You need to agree a maximum budget and stick to it. Don't be guilt tripped or coerced into anything more expensive. If enough parents did this the expensive party is only going to happen for a few children. Then it wouldn't be a leavers party.

TeenTimesTwo Fri 29-Dec-17 11:45:34

YANBU

When DD1 left primary the PTA organised a whole school disco that the y6s could use as their leaving celebration too.

When DD2 left 6 years later they (or rather 3 parents really) fundraised during the year. The school then organised spending of the money in discussion with the children. They did a camp out at school with an inflatable disco tent or something and a BBQ.

I think what the parents are planning is divisive and overly expensive and unnecessary.
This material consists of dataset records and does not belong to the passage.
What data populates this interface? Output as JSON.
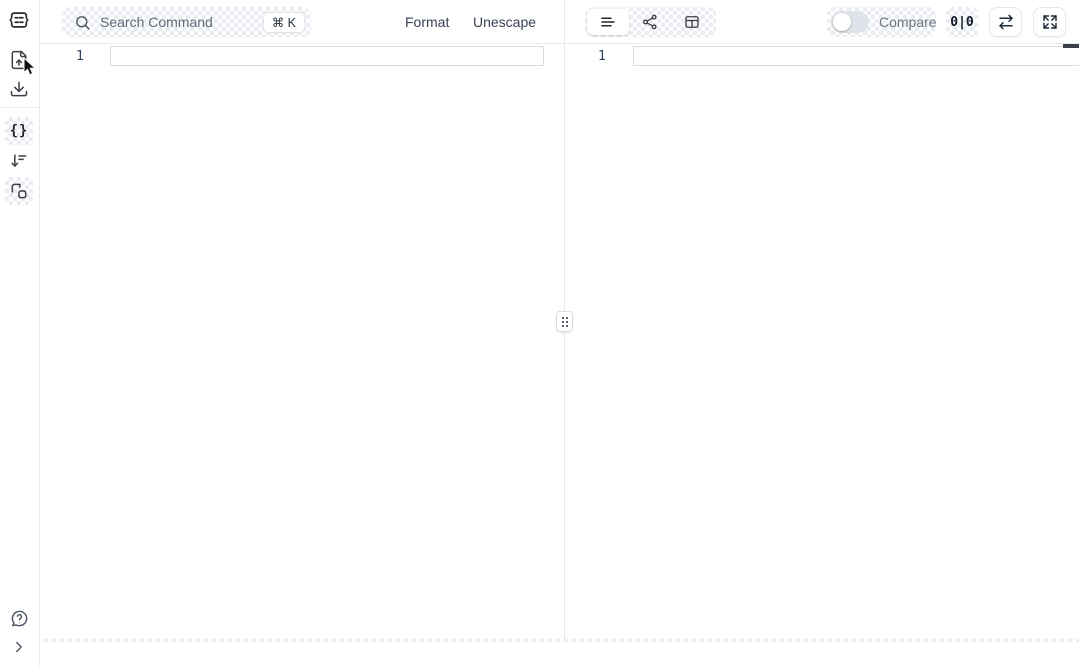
{
  "sidebar": {
    "items": [
      {
        "icon": "app-logo-icon"
      },
      {
        "icon": "file-upload-icon"
      },
      {
        "icon": "download-icon"
      },
      {
        "icon": "braces-icon",
        "glyph": "{}",
        "active": true
      },
      {
        "icon": "sort-icon"
      },
      {
        "icon": "transform-icon",
        "active": true
      }
    ],
    "footer_items": [
      {
        "icon": "help-icon"
      },
      {
        "icon": "expand-sidebar-icon"
      }
    ]
  },
  "toolbar": {
    "search": {
      "placeholder": "Search Command",
      "shortcut": "⌘ K"
    },
    "actions": {
      "format": "Format",
      "unescape": "Unescape"
    },
    "view_switcher": {
      "modes": [
        "text-view",
        "graph-view",
        "table-view"
      ],
      "active": "text-view"
    },
    "compare": {
      "label": "Compare",
      "enabled": false
    },
    "diff_counter": "0|0"
  },
  "editors": {
    "left": {
      "active_line_number": "1",
      "content": ""
    },
    "right": {
      "active_line_number": "1",
      "content": ""
    }
  },
  "colors": {
    "surface_checker": "#e9edf2",
    "border": "#e7eaee",
    "icon": "#3f3f46",
    "line_number": "#32455f",
    "scroll_marker": "#3a3f45"
  }
}
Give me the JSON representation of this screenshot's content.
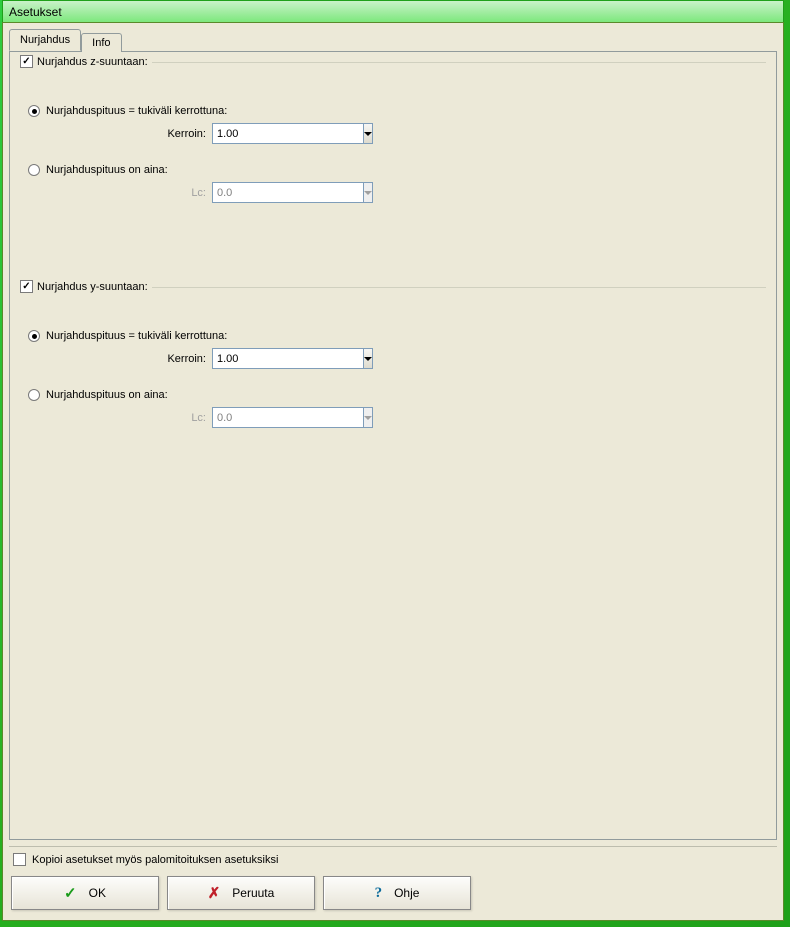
{
  "title": "Asetukset",
  "tabs": {
    "nurjahdus": "Nurjahdus",
    "info": "Info"
  },
  "z": {
    "legend": "Nurjahdus z-suuntaan:",
    "checked": true,
    "opt1": {
      "label": "Nurjahduspituus = tukiväli kerrottuna:",
      "selected": true
    },
    "kerroin_label": "Kerroin:",
    "kerroin_value": "1.00",
    "opt2": {
      "label": "Nurjahduspituus on aina:",
      "selected": false
    },
    "lc_label": "Lc:",
    "lc_value": "0.0"
  },
  "y": {
    "legend": "Nurjahdus y-suuntaan:",
    "checked": true,
    "opt1": {
      "label": "Nurjahduspituus = tukiväli kerrottuna:",
      "selected": true
    },
    "kerroin_label": "Kerroin:",
    "kerroin_value": "1.00",
    "opt2": {
      "label": "Nurjahduspituus on aina:",
      "selected": false
    },
    "lc_label": "Lc:",
    "lc_value": "0.0"
  },
  "copy_label": "Kopioi asetukset myös palomitoituksen asetuksiksi",
  "buttons": {
    "ok": "OK",
    "cancel": "Peruuta",
    "help": "Ohje"
  }
}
It runs the risk of spoiling the last few weeks of term for some of the children.

PersianCatLady Fri 29-Dec-17 11:53:10

£75, really??

I8toys Fri 29-Dec-17 12:40:45

Its in July!! The school needs to step in and stop this madness now. Excluding those that cannot afford it is the most horrible thing I've heard.

NotYetMadeYourMindUp Fri 29-Dec-17 12:43:03

Sounds fucking bonkers. Since when was a formal evening do appropriate for 11 year olds?

Allthetuppences Fri 29-Dec-17 12:52:54

Our pta put on a bbq the food funded by a year 6 cake sale at the local rugby club for free, just had to buy drinks and snacks. It went on later than I thought appropriate but it was so inoffensive as to get a visit from the two year 6 teachers and TA's for about an hour.
Extremely cheap and the year 6's felt very much the centre of attention. Only boycotted by those parents who didn't want to supervise their (or a few) children.